Parents wanting to ensure they can meet the extra costs should start a savings plan early, perhaps initially at the bank, but then using professionally managed funds. Funds invest in shares and property in Australia and overseas for higher returns long term.
Managed fund accounts can be opened with a larger sum, or as little as $2,000. Regular contributions can be added from $100 per month. They make a very big difference long term.
For example $5,000 invested earning eight per cent per annum grows to about $11,000 over ten years or $16,500 over 15 years. If $200 is added every month, the ten year figure will be $47,600 and the 15 year number $85,700. That amazing growth is due to the power of compounding interest.
Another approach is to accumulate savings for a purchase long-term by a child, such as a car, or house deposit. Houses in Australia are expensive. The shortage is unlikely to be resolved any time soon. Putting the child in a position to buy a home would provide a major head start.
For example, the savings plan with a $5,000 start and $200 per month for twenty years would yield $142,000 towards a home.
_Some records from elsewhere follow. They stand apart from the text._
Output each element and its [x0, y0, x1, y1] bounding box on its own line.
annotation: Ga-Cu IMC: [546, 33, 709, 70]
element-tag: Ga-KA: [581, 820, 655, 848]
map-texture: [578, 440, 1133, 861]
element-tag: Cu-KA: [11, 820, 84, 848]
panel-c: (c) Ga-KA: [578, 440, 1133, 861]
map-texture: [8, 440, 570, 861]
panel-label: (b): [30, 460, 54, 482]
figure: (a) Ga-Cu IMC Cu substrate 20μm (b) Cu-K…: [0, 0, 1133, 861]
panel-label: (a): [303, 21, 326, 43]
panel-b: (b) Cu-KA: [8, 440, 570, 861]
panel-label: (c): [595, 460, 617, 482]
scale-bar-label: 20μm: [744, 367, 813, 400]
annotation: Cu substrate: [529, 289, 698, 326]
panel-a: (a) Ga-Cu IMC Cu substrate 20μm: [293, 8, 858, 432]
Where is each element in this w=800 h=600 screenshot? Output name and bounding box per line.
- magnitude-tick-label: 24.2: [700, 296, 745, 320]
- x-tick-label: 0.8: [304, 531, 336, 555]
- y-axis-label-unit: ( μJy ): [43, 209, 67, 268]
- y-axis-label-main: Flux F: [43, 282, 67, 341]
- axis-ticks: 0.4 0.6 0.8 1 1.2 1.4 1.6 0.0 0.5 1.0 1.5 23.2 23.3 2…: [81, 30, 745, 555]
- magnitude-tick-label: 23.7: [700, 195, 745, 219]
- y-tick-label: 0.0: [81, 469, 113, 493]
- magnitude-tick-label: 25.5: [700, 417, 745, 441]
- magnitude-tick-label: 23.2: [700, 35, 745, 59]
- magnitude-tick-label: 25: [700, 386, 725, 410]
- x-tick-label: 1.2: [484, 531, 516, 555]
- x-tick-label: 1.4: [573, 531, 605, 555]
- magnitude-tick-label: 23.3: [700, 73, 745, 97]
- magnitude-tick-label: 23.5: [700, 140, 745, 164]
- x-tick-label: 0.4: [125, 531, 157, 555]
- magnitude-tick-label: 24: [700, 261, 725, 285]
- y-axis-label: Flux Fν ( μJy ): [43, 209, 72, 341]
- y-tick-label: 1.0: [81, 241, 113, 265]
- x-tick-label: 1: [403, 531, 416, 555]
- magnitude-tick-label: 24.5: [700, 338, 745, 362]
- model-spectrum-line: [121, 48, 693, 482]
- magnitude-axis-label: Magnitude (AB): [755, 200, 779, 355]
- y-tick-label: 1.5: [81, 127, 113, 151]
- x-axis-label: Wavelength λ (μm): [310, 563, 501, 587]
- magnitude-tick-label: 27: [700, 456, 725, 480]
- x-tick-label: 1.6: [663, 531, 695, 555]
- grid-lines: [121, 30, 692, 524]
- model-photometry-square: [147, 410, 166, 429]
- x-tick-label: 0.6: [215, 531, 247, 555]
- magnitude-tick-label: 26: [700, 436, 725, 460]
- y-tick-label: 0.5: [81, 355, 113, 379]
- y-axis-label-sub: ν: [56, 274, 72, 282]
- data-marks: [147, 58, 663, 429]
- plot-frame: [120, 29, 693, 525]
If the investment plan is in the parents’ or grandparents’ names, using their address, the child probably won’t know about it.
If the adult invests as trustee for the child using the child’s address, they will receive the communications about it. They can learn about investing and the free enterprise system that gives us our wealth and living standards.
If shares are purchased rather than managed funds the child can learn what the company they have shares in does, and how it makes profits. Suitable companies could include Commonwealth Bank, Macquarie Group, Wesfarmers, BHP, Rio Tinto or Lynas Corporation.
Unfortunately the Tax Office provides little concession when investing for children, until age 18, but paying a little extra tax is an acceptable price to pay for the benefit provided to the child.